JACKSONVILLE, Fla. — Medal of Honor recipient Petty Officer Robert “Bob” Ingram, native Floridian who calls Jacksonville home, was among 15 Medal of Honor recipients who officially broke ground in late March on the new National Medal of Honor Museum in Arlington, Texas, a news release said.
Ingram and his fellow recipients were joined by former President George W. Bush and current Joint Chiefs of Staff Chairman General Mark A. Milley, among other dignitaries, in the historic ceremony that came as the nation observed National Medal of Honor Day, according to the statement.
Ingram, who earned his Medal in 1966 in Vietnam, took up a ceremonial shovel alongside fellow recipients whose valor on the battlefield traced from World War II to Korea to Vietnam to Iraq to Afghanistan, and included the nation’s last living World War II recipient, 98-year-old Woody Williams.
The 15 men turned over soil collected from all 50 states – including North Carolina – symbolizing the unifying nature of the project for the nation, the news release said.
The ceremony also featured a military flyover by the 301st Fighter Wing from Joint Base Fort Worth; video tributes voiced by Academy Award-winning actor Matthew McConaughey; performances by the U.S. Marine Corps Silent Drill Platoon, the U.S. Air Force Band of the West, and the U.S. Naval Academy Glee Club; and remarks from Chairman of the Joint Chiefs of Staff General Mark A. Milley and Medal of Honor recipient Major General Patrick H. Brady (Ret.), stated the news release.
When completed, the one-of-a-kind museum will recognize the 3,511 servicemembers who received the Medal of Honor, our nation’s highest award for valor in combat, as well as all who they served alongside.
“When you’re looking at a Medal of Honor recipient, you’re looking at someone who has demonstrated gallantry under impossible odds. You’re looking at someone who has placed duty above self. You’re looking at someone who understands the meaning of sacrifice in the most profound way. And you’re looking at a person of integrity, fortitude and patriotism. You’re looking at honor,” President Bush said at the groundbreaking ceremony.
“And these values must be preserved, protected and passed onto future generations, and that is why the National Medal of Honor Museum is so important.”
At the age 18, Ingram enlisted in the U.S. Navy and was assigned to Hospital Corps, according to the news release. After a short tour with Company B, 1st Battalion, 7th Marines, 1st Marine Division, he transferred to Company C of the same battalion in late spring of 1965.

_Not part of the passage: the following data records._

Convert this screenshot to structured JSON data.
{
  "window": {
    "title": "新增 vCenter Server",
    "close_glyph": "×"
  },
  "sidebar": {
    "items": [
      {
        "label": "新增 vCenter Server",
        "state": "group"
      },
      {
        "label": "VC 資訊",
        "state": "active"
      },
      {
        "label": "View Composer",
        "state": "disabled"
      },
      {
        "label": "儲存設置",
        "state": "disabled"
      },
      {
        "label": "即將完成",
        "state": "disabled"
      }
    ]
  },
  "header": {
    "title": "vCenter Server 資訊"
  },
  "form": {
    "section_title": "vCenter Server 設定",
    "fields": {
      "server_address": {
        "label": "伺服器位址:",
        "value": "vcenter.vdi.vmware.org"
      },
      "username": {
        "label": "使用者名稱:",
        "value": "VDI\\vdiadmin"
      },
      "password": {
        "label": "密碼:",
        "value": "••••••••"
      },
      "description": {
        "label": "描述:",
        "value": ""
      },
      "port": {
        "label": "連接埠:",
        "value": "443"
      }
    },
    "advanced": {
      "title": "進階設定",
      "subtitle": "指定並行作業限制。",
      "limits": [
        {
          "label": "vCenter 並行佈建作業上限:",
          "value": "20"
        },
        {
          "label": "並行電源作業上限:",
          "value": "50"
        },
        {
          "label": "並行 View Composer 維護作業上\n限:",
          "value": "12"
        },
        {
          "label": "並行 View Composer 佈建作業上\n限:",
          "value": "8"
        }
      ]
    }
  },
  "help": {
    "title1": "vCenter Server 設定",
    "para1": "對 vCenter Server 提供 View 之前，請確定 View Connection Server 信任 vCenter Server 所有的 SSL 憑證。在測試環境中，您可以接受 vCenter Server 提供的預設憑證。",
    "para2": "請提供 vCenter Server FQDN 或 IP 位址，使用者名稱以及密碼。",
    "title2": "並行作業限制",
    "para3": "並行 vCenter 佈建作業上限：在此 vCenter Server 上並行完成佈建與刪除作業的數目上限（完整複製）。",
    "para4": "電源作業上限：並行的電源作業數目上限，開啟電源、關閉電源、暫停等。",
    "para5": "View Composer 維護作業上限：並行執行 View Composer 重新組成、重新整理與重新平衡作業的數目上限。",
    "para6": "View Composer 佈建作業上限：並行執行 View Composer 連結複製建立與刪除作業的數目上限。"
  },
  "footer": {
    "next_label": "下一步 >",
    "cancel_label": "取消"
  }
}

A year later his unit arrived in Vietnam. On March 28, 1966 his unit was attacked by a large enemy force. Within minutes, over 300 automatic weapons opened fire, killing or wounding all. Immediately, Ingram moved into enemy fire to aid the downed Marines. Ingram was shot multiple times, the news release stated. Still he continued to assist the wounded Marines.
Throughout the battle, Ingram seized weapons and ammunition from his patients, firing to suppress enemy attacks thereby protecting and saving his fellow comrades, the news release continued. Ingram’s recovery took eight months.
Ingram was nominated for the Medal of Honor shortly after the battle, however the papework was lost, according to the statement. Thirty-two years later, after a reunion in 1995, Ingram’s nomination was resubmitted. Ingram would go on to receive the Medal on July 10, 1998 at a White House ceremony making him the first Sailor to receive the Medal in 20 years.
About the Museum and Monument
The National Medal of Honor Museum, Monument and Leadership Institute will inspire Americans by honoring and preserving the history of the highest military decoration awarded for valor in combat. Serving as a national landmark – and located in America’s heartland in Arlington, Texas – the Museum will provide an unrivaled visitor experience and illustrate the historical thread of sacrifice, patriotism and courage that runs through all U.S. military service members, past and present.
Beyond its state-of-the-art, interactive experiences, a critical part of the Museum’s mission will be to use the stories of Medal of Honor recipients to inspire their fellow Americans and motivate them to be their best selves.
A National Monument in Washington, D.C., will commemorate the service and sacrifice of the bravest and most decorated members of the U.S. Armed Forces. To be located in the nation’s capital, it will give all Americans the opportunity to reflect on the courage and patriotism that safeguard freedom and democracy.